In a report to the world’s highest international security body, UN Secretary-General Ban Ki-moon says, “Poaching and its potential linkages to other criminal, even terrorist, activities constitute a grave menace to sustainable peace and security in Central Africa.”
The Secretary-General’s report highlights increasing links between elephant poaching, weapons proliferation and regional insecurity. “Illegal ivory trade may currently constitute an important source of funding for armed groups,” the report says. “Also of concern is that poachers are using more and more sophisticated and powerful weapons, some of which, it is believed, might be originating from the fallout in Libya.”
“The spread of cross-border poaching in Central Africa and its links to sophisticated armed groups is alarming. We have seen the devastating impact of this crime in too many countries,” said WWF International Director General Jim Leape. “I echo Secretary-General Ban Ki-moon’s deep concern for the security of the region.”
Report of the Secretary-General on the activities of the United Nations Regional Office for Central Africa and on the Lord’s Resistance Army-affected areas was made available in advance of a dedicated Security Council session to be held at UN headquarters in New York this morning.
The report references a steep decline in Central African elephant populations over the past decade and observes that multiple mass slaughters of the animals have been reported in protected areas in recent months. Poachers seeking ivory are believed to be responsible for elephant massacres in Chad, Cameroon, Gabon and Central African Republic.
“The situation has become so serious,” Ban writes, that national military responses have become necessary “to hunt down poachers”. The Secretary-General urges Central African governments to respond to the major national and regional security concerns posed by poaching through “concerted and coordinated action.”
Leape said: “To ensure peace, security and prosperity in Central Africa, efforts must be taken at the highest level to combat wildlife trafficking.
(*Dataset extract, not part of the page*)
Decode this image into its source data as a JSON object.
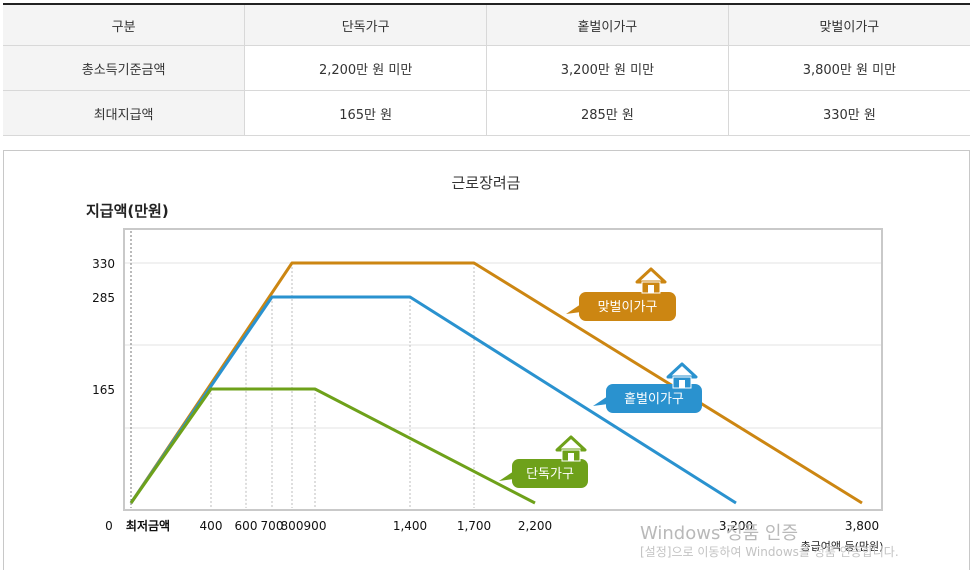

I urge the governments of Central Africa to strengthen enforcement and criminal justice responses to wildlife crime and to address the linkages between it and other international crimes.”
The WWF Director General tomorrow will join Gabon President Ali Bongo Ondimba and African Development Bank President Donald Kaberuka to examine the threat of illicit wildlife trafficking to sustainable economic development in Africa. The discussion will take place as part of the African Development Bank’s annual meetings in Marrakech, Morocco and is expected to be attended by government and institutional officials from across the continent.